I played this game a couple of times with a mixture of folks, some of whom are accustomed to wargames and/or familiar with military history and the Great War, others of whom are Eurogame players or not familiar with the war or frequent boardgamers at all. What struck me was that everyone was gripped by the themes of the game, frustrated by its difficulty and compelled to try to bring this bunch of friends through without harm. I'm impressed by how well the designers, developers, and publishers did in creating a game that conveys its messages so well. I'd say this is probably the best new game, on any topic, that I played in 2015. I note it's rated a mean of 7.42 over 1176 scores, which I think is fair praise for it's innovative design and beautiful production values.

Note: The English-language edition was titled "The Grizzled", which seems rather unfortunate. It's an attempt to provide a literal translation of the original title, but it just doesn't carry the same power in English. I would have gone with "Dogfaces" or "Poor Bloody Infantry"--depending on whether an American or British/ANZAC/Canadian audience were intended--to try to get the same motive impact. French soldiers were called "the hairy [ones]" to reflect their tired, dirty, unshaven appearance, but it was a term of affection, and that has a resonance that simply translating the word from one language to another doesn't convey. Plus, English doesn't give adjectives the same leeway to hang out on their own that French does.

Wipers Salient looks in some ways to be similar in theme to Les Poilus. It's a solitaire card game where a player tries to accumulate the means to survive a stint in the trenches in the Ypres Salient. Cards represent support, hazards, missions, and (unlike Les Poilus) the enemy. In a sweet touch, all the artwork on the cards comes from Bruce Bairnsfeather cartoons (for American readers, perhaps the best characterization of BB is "the British Bill Maudlin"). Less than a dozen ratings. I'd like to give this a try.

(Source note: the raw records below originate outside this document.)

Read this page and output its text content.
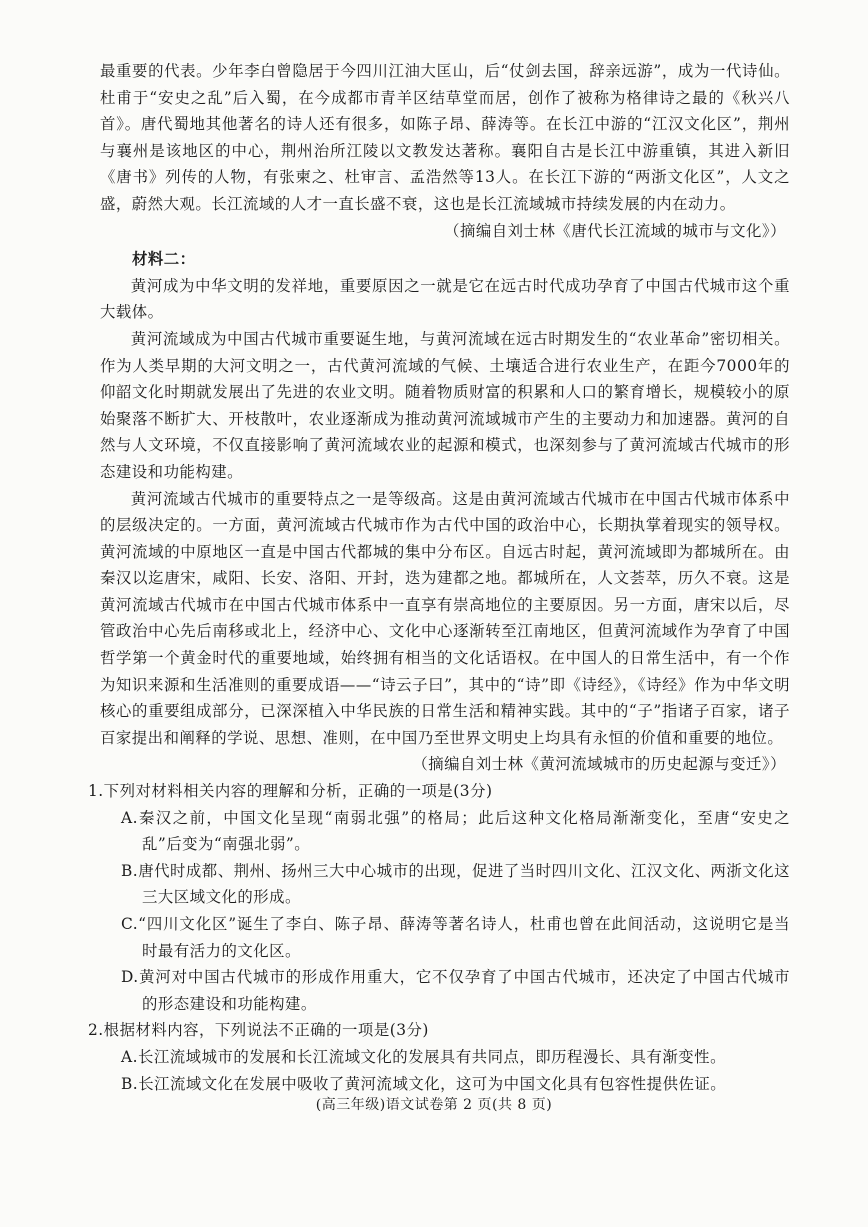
最重要的代表。少年李白曾隐居于今四川江油大匡山，后“仗剑去国，辞亲远游”，成为一代诗仙。杜甫于“安史之乱”后入蜀，在今成都市青羊区结草堂而居，创作了被称为格律诗之最的《秋兴八首》。唐代蜀地其他著名的诗人还有很多，如陈子昂、薛涛等。在长江中游的“江汉文化区”，荆州与襄州是该地区的中心，荆州治所江陵以文教发达著称。襄阳自古是长江中游重镇，其进入新旧《唐书》列传的人物，有张柬之、杜审言、孟浩然等13人。在长江下游的“两浙文化区”，人文之盛，蔚然大观。长江流域的人才一直长盛不衰，这也是长江流域城市持续发展的内在动力。

（摘编自刘士林《唐代长江流域的城市与文化》）

材料二：

黄河成为中华文明的发祥地，重要原因之一就是它在远古时代成功孕育了中国古代城市这个重大载体。

黄河流域成为中国古代城市重要诞生地，与黄河流域在远古时期发生的“农业革命”密切相关。作为人类早期的大河文明之一，古代黄河流域的气候、土壤适合进行农业生产，在距今7000年的仰韶文化时期就发展出了先进的农业文明。随着物质财富的积累和人口的繁育增长，规模较小的原始聚落不断扩大、开枝散叶，农业逐渐成为推动黄河流域城市产生的主要动力和加速器。黄河的自然与人文环境，不仅直接影响了黄河流域农业的起源和模式，也深刻参与了黄河流域古代城市的形态建设和功能构建。

黄河流域古代城市的重要特点之一是等级高。这是由黄河流域古代城市在中国古代城市体系中的层级决定的。一方面，黄河流域古代城市作为古代中国的政治中心，长期执掌着现实的领导权。黄河流域的中原地区一直是中国古代都城的集中分布区。自远古时起，黄河流域即为都城所在。由秦汉以迄唐宋，咸阳、长安、洛阳、开封，迭为建都之地。都城所在，人文荟萃，历久不衰。这是黄河流域古代城市在中国古代城市体系中一直享有崇高地位的主要原因。另一方面，唐宋以后，尽管政治中心先后南移或北上，经济中心、文化中心逐渐转至江南地区，但黄河流域作为孕育了中国哲学第一个黄金时代的重要地域，始终拥有相当的文化话语权。在中国人的日常生活中，有一个作为知识来源和生活准则的重要成语——“诗云子曰”，其中的“诗”即《诗经》，《诗经》作为中华文明核心的重要组成部分，已深深植入中华民族的日常生活和精神实践。其中的“子”指诸子百家，诸子百家提出和阐释的学说、思想、准则，在中国乃至世界文明史上均具有永恒的价值和重要的地位。

（摘编自刘士林《黄河流域城市的历史起源与变迁》）

1.下列对材料相关内容的理解和分析，正确的一项是(3分)

A.秦汉之前，中国文化呈现“南弱北强”的格局；此后这种文化格局渐渐变化，至唐“安史之乱”后变为“南强北弱”。

B.唐代时成都、荆州、扬州三大中心城市的出现，促进了当时四川文化、江汉文化、两浙文化这三大区域文化的形成。

C.“四川文化区”诞生了李白、陈子昂、薛涛等著名诗人，杜甫也曾在此间活动，这说明它是当时最有活力的文化区。

D.黄河对中国古代城市的形成作用重大，它不仅孕育了中国古代城市，还决定了中国古代城市的形态建设和功能构建。

2.根据材料内容，下列说法不正确的一项是(3分)

A.长江流域城市的发展和长江流域文化的发展具有共同点，即历程漫长、具有渐变性。

B.长江流域文化在发展中吸收了黄河流域文化，这可为中国文化具有包容性提供佐证。

(高三年级)语文试卷第 2 页(共 8 页)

Les taxis de la Marne is a cooperative game in which one to five players try to fill Paris taxis with mobilized
soldiers and get them to the front. While overall it's another process-management game, I like the idea of theming it to represent military traffic cops trying to get men to the Front to stop the German advance on the Marne. It has only ten ratings so far, but six of them are 7 or 8, so at least some people enjoy it. In contrast to some other games in this section, it seems lighthearted and fun, a counterpoint to the (historically appropriate) gloom of Les Poilus. Less than a dozen ratings.

No Man's Land: Trench Warfare 1914-1918 is the last of the tactical games in my list to comment on. It comes from Ludofolie. It has a small number of scores and even fewer comments. It's clearly an attempt to provide a low-level tactical game that can show the evolution of tactics throughout the war. It sounds as if it may have some difficulty in doing this, but with so little comment so far it's hard to say.

None of the Above

In this category are two unusual offerings. One is I, Spy, a game of pre-war espionage in which two to four players act as spymasters for different European powers. Each starts with the same resources, and each player's allegiance is hidden, only officially revealed at the end of the game, so it has aspects of Diplomacy and of the various "hidden villain" games. BGG players have rated it highly (a mean of 7.58 over 11 ratings), and the balance of text comments seem pretty favourable. I'm not likely to buy it right off, but if it shows up somewhere I can play it, I'll definitely give it a try.

Lastly, the ringer. I should have caught this in my prior post, but Wings for the Baron is actually a re-publication by Victory Point Games of a title originally published in 2007. Be that as it may, I find the concept intriguing, so I want to give it a mention any how. In this game, three to five players act as German aircraft manufacturers supplying the Luftstreitkräfte with new models of combat aircraft for the war. Players use research and design efforts, finances, and espionage to try to win contracts. That's an innovate idea for a game, and it doesn't surprise me to see VPG pick it up and run with it. This I would really like to try.